Man vs. Machine
Man vs. Machine 2003 takes place in a 3-D environment. The match features Russian-born chess champion Garry Kasparov, wearing 3-D glasses, battling chess program X3D Fritz. See to find out about this epic battle!
If you have ever watched a person first learning to play chess, you know that a human chess player starts with very limited abilities. Once a player understands the basic rules that control each piece, he or she can "play" chess. However, the new player is not very good. Each early defeat comes as something of a surprise -- "Oh, I didn't think about that!" or "I didn't see that coming!" are common exclamations.

The human mind absorbs these experiences, stores away different board configurations, discovers certain tricks and ploys, and generally soaks up the nuances of the game one move at a time. As the level of skill develops, the player will often read books to discover patterns of play used by the best players. Strategies and tactics develop to guide the player through each game.

For a human being, therefore, the game of chess involves a great deal of high-level abstract thought -- visual pattern matching to recall board positions, rules and guidelines, conscious thought and even psychology.

Computers do none of this.

Chess seems like a distinctly human activity, requiring intelligence and thought, so how can a computer possibly do it?

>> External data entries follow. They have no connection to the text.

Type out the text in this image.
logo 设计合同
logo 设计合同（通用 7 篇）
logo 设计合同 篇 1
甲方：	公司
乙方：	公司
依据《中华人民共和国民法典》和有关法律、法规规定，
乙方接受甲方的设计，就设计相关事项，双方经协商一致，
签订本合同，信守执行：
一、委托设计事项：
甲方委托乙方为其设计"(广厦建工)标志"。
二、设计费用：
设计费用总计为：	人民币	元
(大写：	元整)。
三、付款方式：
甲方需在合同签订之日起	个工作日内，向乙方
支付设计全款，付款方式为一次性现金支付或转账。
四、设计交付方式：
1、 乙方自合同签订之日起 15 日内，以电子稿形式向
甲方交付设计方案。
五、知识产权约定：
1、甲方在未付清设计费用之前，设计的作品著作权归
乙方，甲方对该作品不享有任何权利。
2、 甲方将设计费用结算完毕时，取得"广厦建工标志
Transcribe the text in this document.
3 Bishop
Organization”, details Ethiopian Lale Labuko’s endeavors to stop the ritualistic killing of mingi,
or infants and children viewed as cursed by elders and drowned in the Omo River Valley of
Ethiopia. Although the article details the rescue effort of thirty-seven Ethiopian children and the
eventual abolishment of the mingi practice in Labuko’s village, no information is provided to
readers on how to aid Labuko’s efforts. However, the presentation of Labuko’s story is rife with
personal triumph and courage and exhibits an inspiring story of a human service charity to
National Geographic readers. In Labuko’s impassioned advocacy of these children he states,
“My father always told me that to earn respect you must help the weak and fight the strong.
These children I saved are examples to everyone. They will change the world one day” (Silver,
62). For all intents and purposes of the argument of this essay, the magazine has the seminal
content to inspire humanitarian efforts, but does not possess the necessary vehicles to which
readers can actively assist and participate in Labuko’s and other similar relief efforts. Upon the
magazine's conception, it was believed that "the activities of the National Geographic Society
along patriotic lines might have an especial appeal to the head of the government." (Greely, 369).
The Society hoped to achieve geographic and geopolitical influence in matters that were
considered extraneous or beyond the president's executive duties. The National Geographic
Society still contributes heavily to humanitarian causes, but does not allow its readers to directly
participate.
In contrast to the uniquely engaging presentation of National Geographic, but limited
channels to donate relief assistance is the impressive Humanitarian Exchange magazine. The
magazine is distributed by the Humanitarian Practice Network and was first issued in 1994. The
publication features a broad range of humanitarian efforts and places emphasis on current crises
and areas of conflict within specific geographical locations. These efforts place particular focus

In this article, we will take a look at this question. What you will find is that computers don't really "play" chess like people do. A computer that is playing chess is not "thinking." Instead, it is calculating through a set of formulas that cause it to make good moves. As computers have gotten faster and faster, the quality of these calculated moves has gotten better and better. Computer chess calculators are now the best chess players on the planet, even though they do it totally blindly.